If you are a full-time student, I recommend against it unless you are up for a real challenge. Your education is important, and being tired all the time may hinder you. If your work lets you study and do homework on the job, then that is a huge plus!
It's a life style change.
*It can be lonely, depending on whether your week starts Monday or Sunday; You can't go out with friends Friday night. Day walkers will not want to hang out with you Sunday night. The most important thing is knowing you have a support group of friends or family that will accommodate the night shift lifestyle! I've gone a month without seeing my friends and family. If you live with others, they will have to make some sacrifices, such as limiting noise and guests, so that you can get a good night's rest.
*If you are a "night person," you are likely to want sleep around 1-3pm. I've realized I'm not a night person, I'm a stay-up-later-than-I-should person. Work shift sleep disorders are bad enough on their own, so you may have practice better sleep hygiene. After a year, I conceded to getting myself to bed before 11am
*Many stores don't open till 9-11 Am, so you lose those convenient stops on the way home. Not seemingly a big deal, but I lose time in my day if I have to come home before being able to run errands. Going out in strong daylight can also make it harder to fall asleep when you do get to bed. You will want sunglasses for the streets and blackout curtains for home.
*No overheating in summer, no traffic on the way to work, no lines at Walmart, no fighting for parking.
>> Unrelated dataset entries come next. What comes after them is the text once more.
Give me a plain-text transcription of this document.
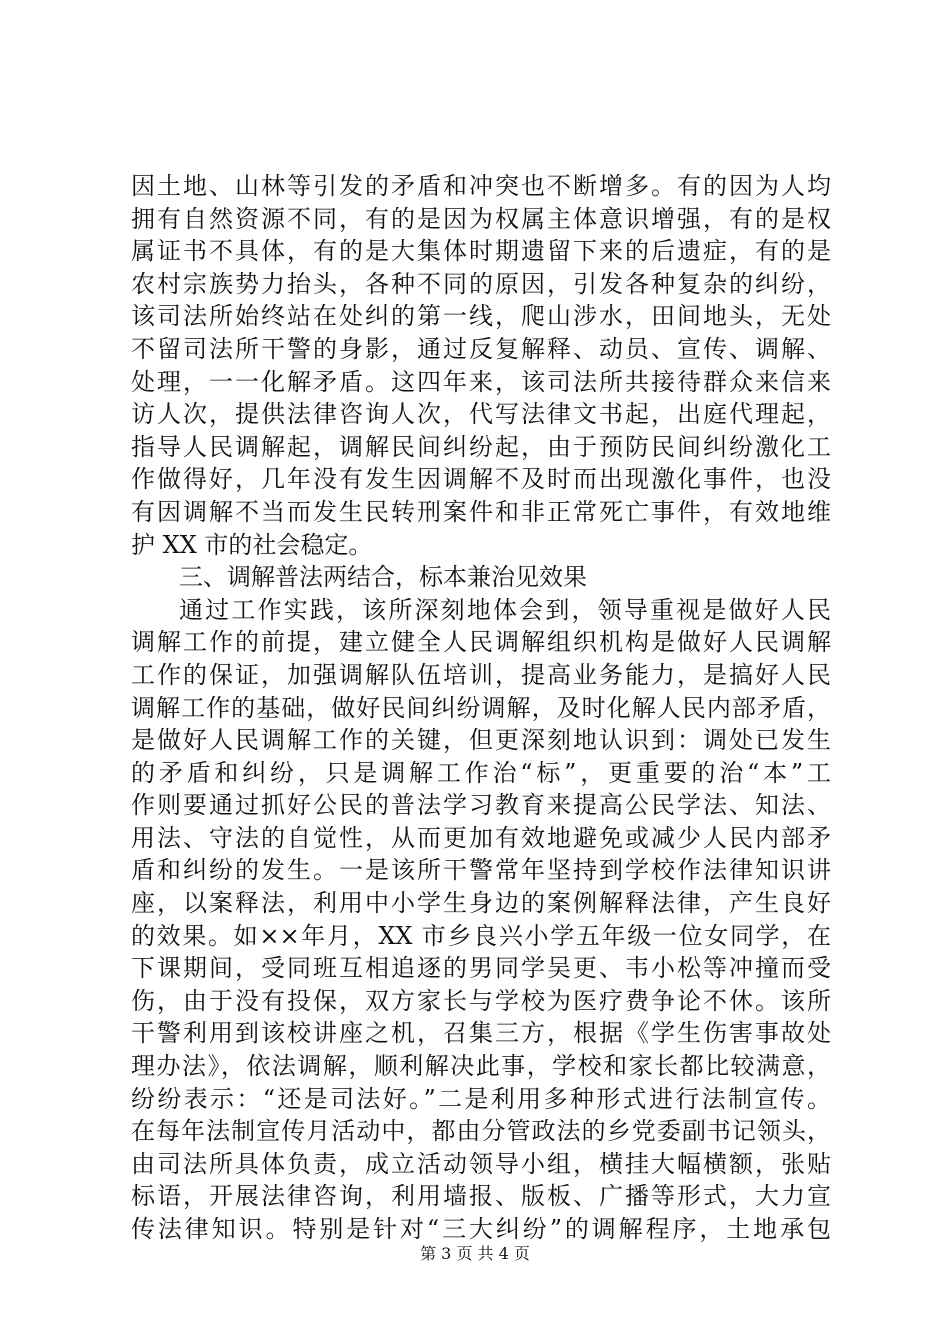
因土地、山林等引发的矛盾和冲突也不断增多。有的因为人均
拥有自然资源不同，有的是因为权属主体意识增强，有的是权
属证书不具体，有的是大集体时期遗留下来的后遗症，有的是
农村宗族势力抬头，各种不同的原因，引发各种复杂的纠纷，
该司法所始终站在处纠的第一线，爬山涉水，田间地头，无处
不留司法所干警的身影，通过反复解释、动员、宣传、调解、
处理，一一化解矛盾。这四年来，该司法所共接待群众来信来
访人次，提供法律咨询人次，代写法律文书起，出庭代理起，
指导人民调解起，调解民间纠纷起，由于预防民间纠纷激化工
作做得好，几年没有发生因调解不及时而出现激化事件，也没
有因调解不当而发生民转刑案件和非正常死亡事件，有效地维
护 XX 市的社会稳定。
三、调解普法两结合，标本兼治见效果
通过工作实践，该所深刻地体会到，领导重视是做好人民
调解工作的前提，建立健全人民调解组织机构是做好人民调解
工作的保证，加强调解队伍培训，提高业务能力，是搞好人民
调解工作的基础，做好民间纠纷调解，及时化解人民内部矛盾，
是做好人民调解工作的关键，但更深刻地认识到：调处已发生
的矛盾和纠纷，只是调解工作治“标”，更重要的治“本”工
作则要通过抓好公民的普法学习教育来提高公民学法、知法、
用法、守法的自觉性，从而更加有效地避免或减少人民内部矛
盾和纠纷的发生。一是该所干警常年坚持到学校作法律知识讲
座，以案释法，利用中小学生身边的案例解释法律，产生良好
的效果。如××年月，XX 市乡良兴小学五年级一位女同学，在
下课期间，受同班互相追逐的男同学吴更、韦小松等冲撞而受
伤，由于没有投保，双方家长与学校为医疗费争论不休。该所
干警利用到该校讲座之机，召集三方，根据《学生伤害事故处
理办法》，依法调解，顺利解决此事，学校和家长都比较满意，
纷纷表示：“还是司法好。”二是利用多种形式进行法制宣传。
在每年法制宣传月活动中，都由分管政法的乡党委副书记领头，
由司法所具体负责，成立活动领导小组，横挂大幅横额，张贴
标语，开展法律咨询，利用墙报、版板、广播等形式，大力宣
传法律知识。特别是针对“三大纠纷”的调解程序，土地承包
第 3 页 共 4 页
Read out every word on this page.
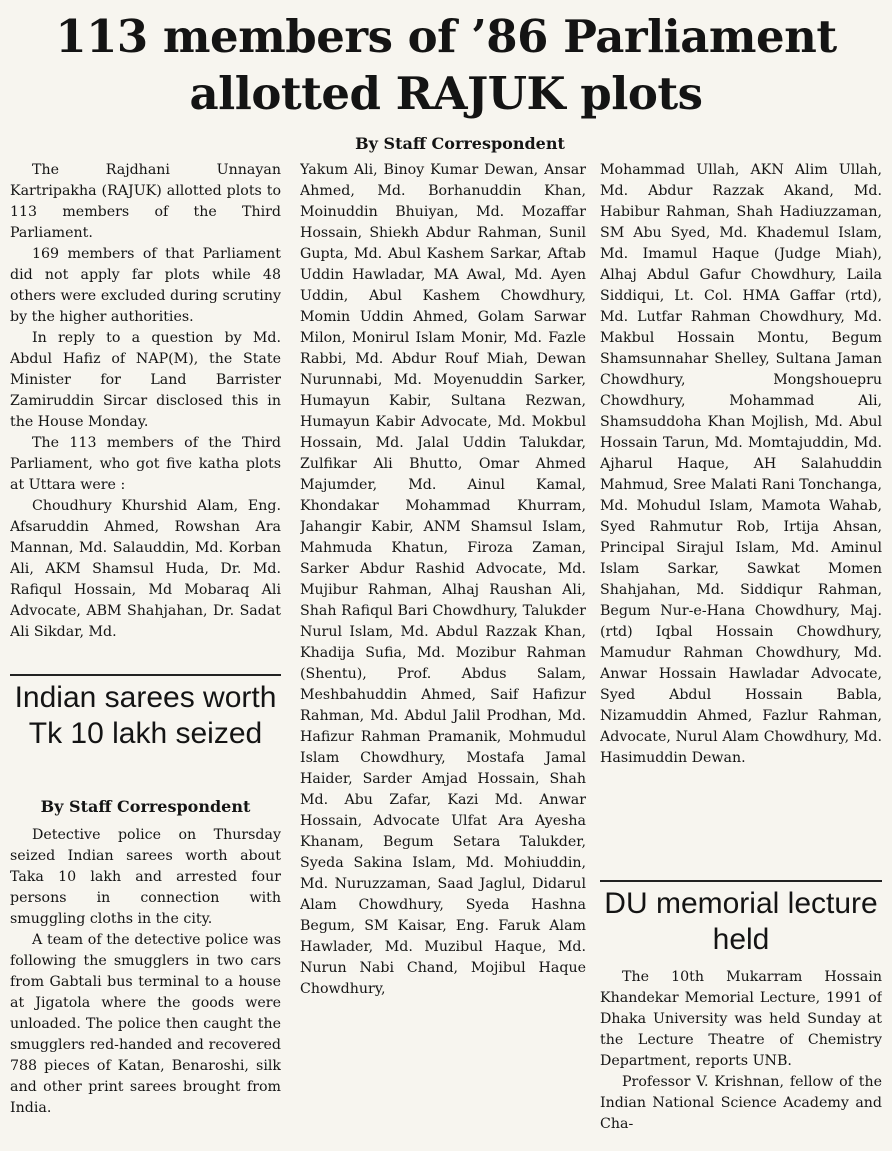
113 members of ’86 Parliament
allotted RAJUK plots
By Staff Correspondent

The Rajdhani Unnayan Kartripakha (RAJUK) allotted plots to 113 members of the Third Parliament.

169 members of that Parliament did not apply far plots while 48 others were excluded during scrutiny by the higher authorities.

In reply to a question by Md. Abdul Hafiz of NAP(M), the State Minister for Land Barrister Zamiruddin Sircar disclosed this in the House Monday.

The 113 members of the Third Parliament, who got five katha plots at Uttara were :

Choudhury Khurshid Alam, Eng. Afsaruddin Ahmed, Rowshan Ara Mannan, Md. Salauddin, Md. Korban Ali, AKM Shamsul Huda, Dr. Md. Rafiqul Hossain, Md Mobaraq Ali Advocate, ABM Shahjahan, Dr. Sadat Ali Sikdar, Md.

Yakum Ali, Binoy Kumar Dewan, Ansar Ahmed, Md. Borhanuddin Khan, Moinuddin Bhuiyan, Md. Mozaffar Hossain, Shiekh Abdur Rahman, Sunil Gupta, Md. Abul Kashem Sarkar, Aftab Uddin Hawladar, MA Awal, Md. Ayen Uddin, Abul Kashem Chowdhury, Momin Uddin Ahmed, Golam Sarwar Milon, Monirul Islam Monir, Md. Fazle Rabbi, Md. Abdur Rouf Miah, Dewan Nurunnabi, Md. Moyenuddin Sarker, Humayun Kabir, Sultana Rezwan, Humayun Kabir Advocate, Md. Mokbul Hossain, Md. Jalal Uddin Talukdar, Zulfikar Ali Bhutto, Omar Ahmed Majumder, Md. Ainul Kamal, Khondakar Mohammad Khurram, Jahangir Kabir, ANM Shamsul Islam, Mahmuda Khatun, Firoza Zaman, Sarker Abdur Rashid Advocate, Md. Mujibur Rahman, Alhaj Raushan Ali, Shah Rafiqul Bari Chowdhury, Talukder Nurul Islam, Md. Abdul Razzak Khan, Khadija Sufia, Md. Mozibur Rahman (Shentu), Prof. Abdus Salam, Meshbahuddin Ahmed, Saif Hafizur Rahman, Md. Abdul Jalil Prodhan, Md. Hafizur Rahman Pramanik, Mohmudul Islam Chowdhury, Mostafa Jamal Haider, Sarder Amjad Hossain, Shah Md. Abu Zafar, Kazi Md. Anwar Hossain, Advocate Ulfat Ara Ayesha Khanam, Begum Setara Talukder, Syeda Sakina Islam, Md. Mohiuddin, Md. Nuruzzaman, Saad Jaglul, Didarul Alam Chowdhury, Syeda Hashna Begum, SM Kaisar, Eng. Faruk Alam Hawlader, Md. Muzibul Haque, Md. Nurun Nabi Chand, Mojibul Haque Chowdhury,

Mohammad Ullah, AKN Alim Ullah, Md. Abdur Razzak Akand, Md. Habibur Rahman, Shah Hadiuzzaman, SM Abu Syed, Md. Khademul Islam, Md. Imamul Haque (Judge Miah), Alhaj Abdul Gafur Chowdhury, Laila Siddiqui, Lt. Col. HMA Gaffar (rtd), Md. Lutfar Rahman Chowdhury, Md. Makbul Hossain Montu, Begum Shamsunnahar Shelley, Sultana Jaman Chowdhury, Mongshouepru Chowdhury, Mohammad Ali, Shamsuddoha Khan Mojlish, Md. Abul Hossain Tarun, Md. Momtajuddin, Md. Ajharul Haque, AH Salahuddin Mahmud, Sree Malati Rani Tonchanga, Md. Mohudul Islam, Mamota Wahab, Syed Rahmutur Rob, Irtija Ahsan, Principal Sirajul Islam, Md. Aminul Islam Sarkar, Sawkat Momen Shahjahan, Md. Siddiqur Rahman, Begum Nur-e-Hana Chowdhury, Maj. (rtd) Iqbal Hossain Chowdhury, Mamudur Rahman Chowdhury, Md. Anwar Hossain Hawladar Advocate, Syed Abdul Hossain Babla, Nizamuddin Ahmed, Fazlur Rahman, Advocate, Nurul Alam Chowdhury, Md. Hasimuddin Dewan.

Indian sarees worth Tk 10 lakh seized
By Staff Correspondent

Detective police on Thursday seized Indian sarees worth about Taka 10 lakh and arrested four persons in connection with smuggling cloths in the city.

A team of the detective police was following the smugglers in two cars from Gabtali bus terminal to a house at Jigatola where the goods were unloaded. The police then caught the smugglers red-handed and recovered 788 pieces of Katan, Benaroshi, silk and other print sarees brought from India.

DU memorial lecture held

The 10th Mukarram Hossain Khandekar Memorial Lecture, 1991 of Dhaka University was held Sunday at the Lecture Theatre of Chemistry Department, reports UNB.

Professor V. Krishnan, fellow of the Indian National Science Academy and Cha-
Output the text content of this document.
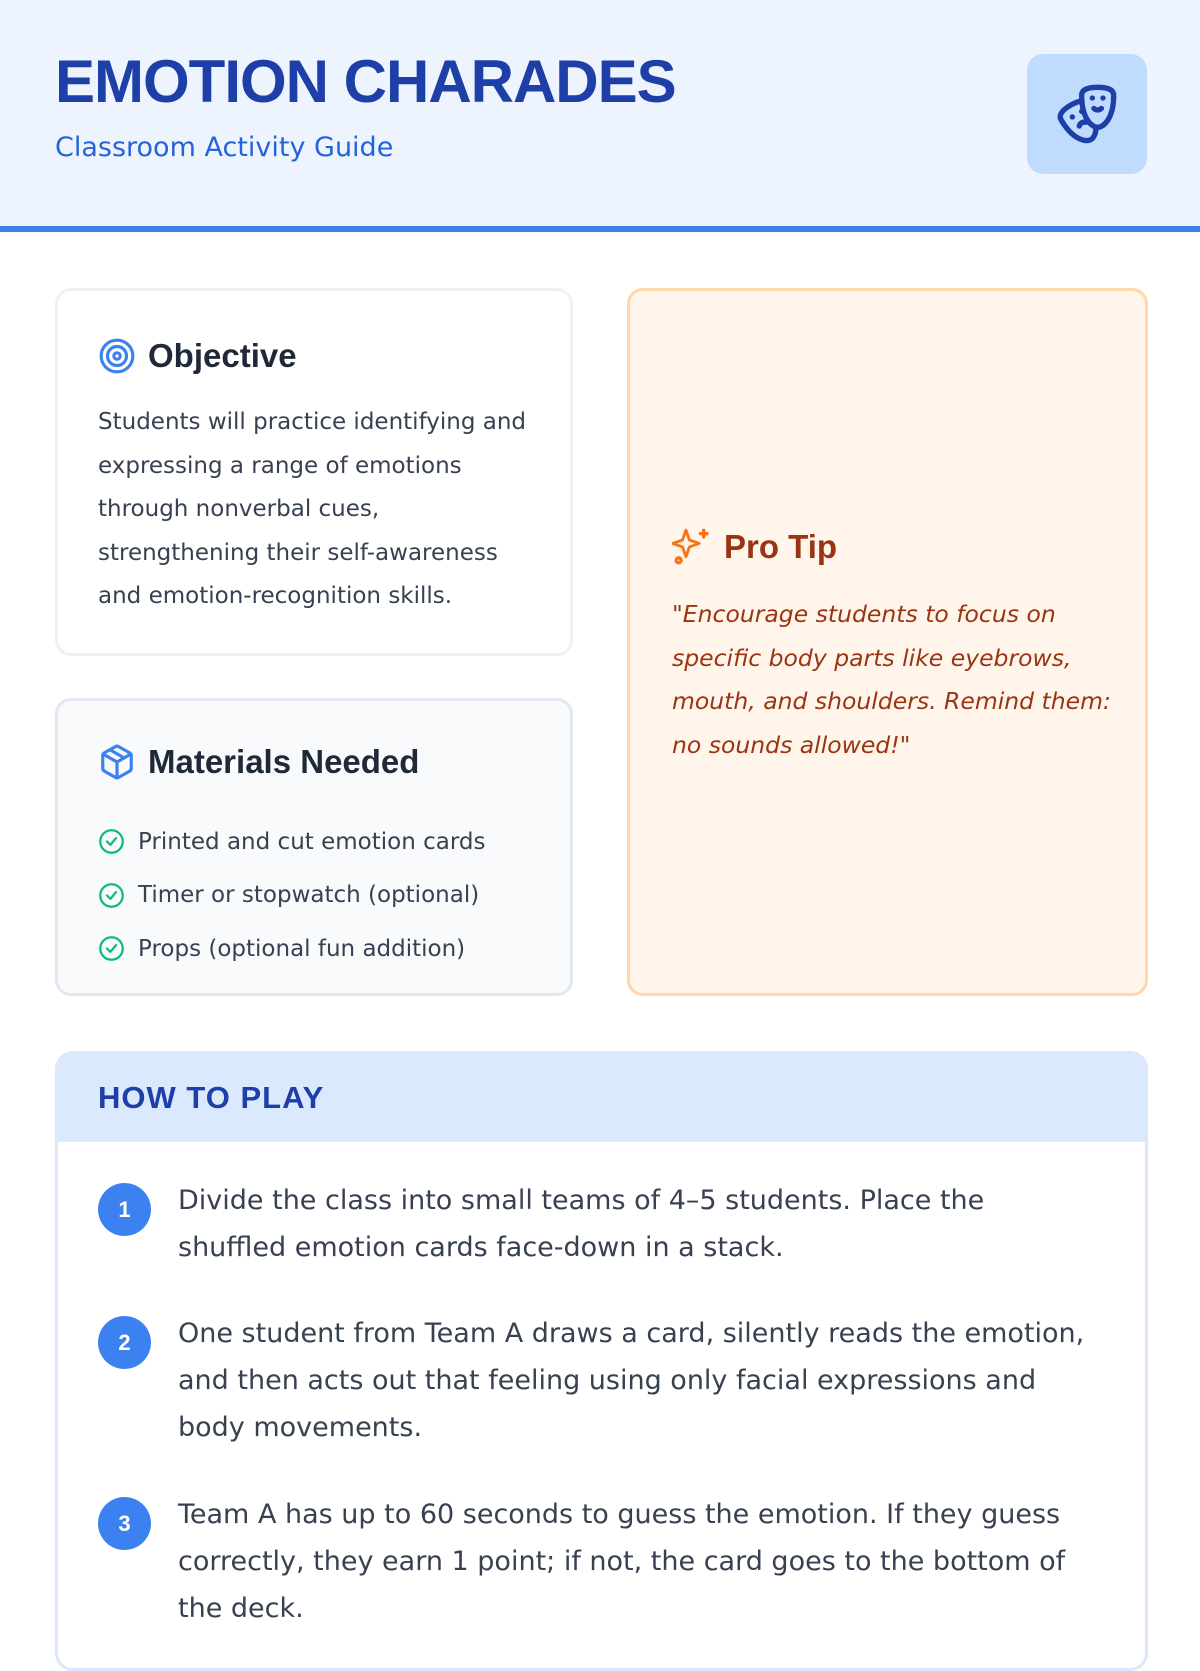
EMOTION CHARADES

Classroom Activity Guide

Objective

Students will practice identifying and expressing a range of emotions through nonverbal cues, strengthening their self-awareness and emotion-recognition skills.

Materials Needed
Printed and cut emotion cards
Timer or stopwatch (optional)
Props (optional fun addition)
Pro Tip

"Encourage students to focus on specific body parts like eyebrows, mouth, and shoulders. Remind them: no sounds allowed!"

HOW TO PLAY
1	Divide the class into small teams of 4–5 students. Place the shuffled emotion cards face-down in a stack.

2	One student from Team A draws a card, silently reads the emotion, and then acts out that feeling using only facial expressions and body movements.

3	Team A has up to 60 seconds to guess the emotion. If they guess correctly, they earn 1 point; if not, the card goes to the bottom of the deck.
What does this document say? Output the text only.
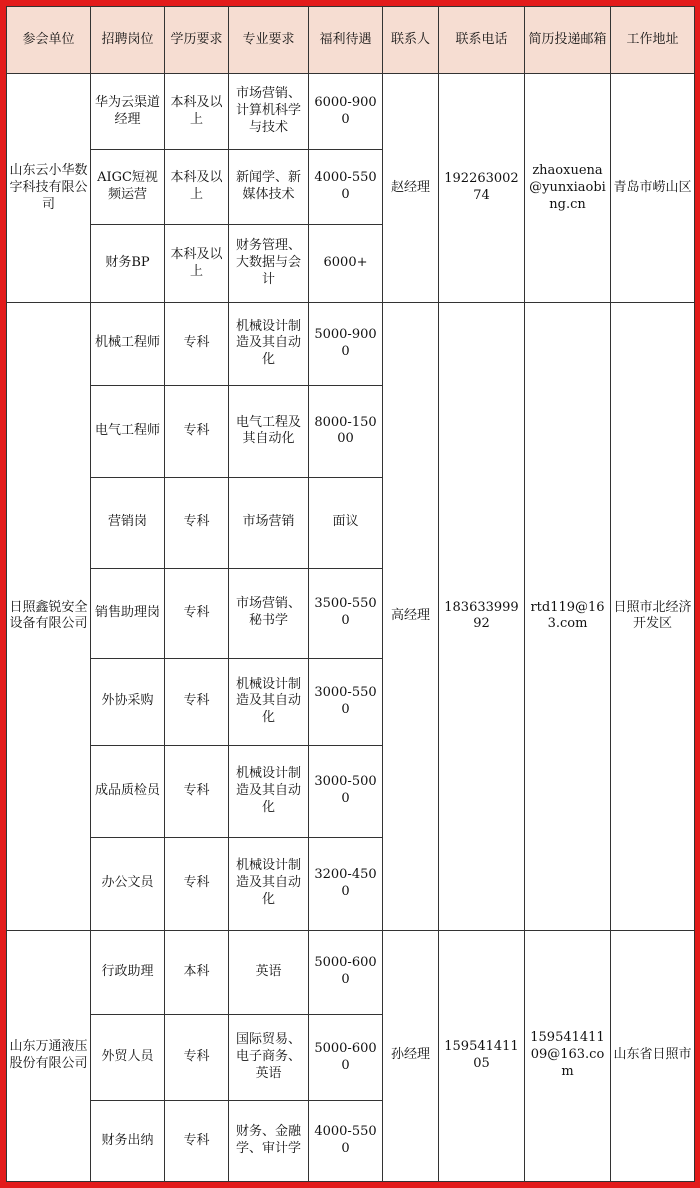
参会单位	招聘岗位	学历要求	专业要求	福利待遇	联系人	联系电话	简历投递邮箱	工作地址
山东云小华数字科技有限公司	华为云渠道经理	本科及以上	市场营销、计算机科学与技术	6000-9000	赵经理	19226300274	zhaoxuena@yunxiaobing.cn	青岛市崂山区
	AIGC短视频运营	本科及以上	新闻学、新媒体技术	4000-5500				
	财务BP	本科及以上	财务管理、大数据与会计	6000+				
日照鑫锐安全设备有限公司	机械工程师	专科	机械设计制造及其自动化	5000-9000	高经理	18363399992	rtd119@163.com	日照市北经济开发区
	电气工程师	专科	电气工程及其自动化	8000-15000				
	营销岗	专科	市场营销	面议				
	销售助理岗	专科	市场营销、秘书学	3500-5500				
	外协采购	专科	机械设计制造及其自动化	3000-5500				
	成品质检员	专科	机械设计制造及其自动化	3000-5000				
	办公文员	专科	机械设计制造及其自动化	3200-4500				
山东万通液压股份有限公司	行政助理	本科	英语	5000-6000	孙经理	15954141105	15954141109@163.com	山东省日照市
	外贸人员	专科	国际贸易、电子商务、英语	5000-6000				
	财务出纳	专科	财务、金融学、审计学	4000-5500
*If you are on the anti-social side, there are less coworkers to bother/distract you. I AM antisocial but too much of a people pleaser for my own good. I strongly appreciate the lack of distractions at my job, where productivity is important. As a guard, you may prefer having people around to pass time.
*higher pay, usually
Best wishes. If it's not a contract, then you could just leave if it's not a right fit.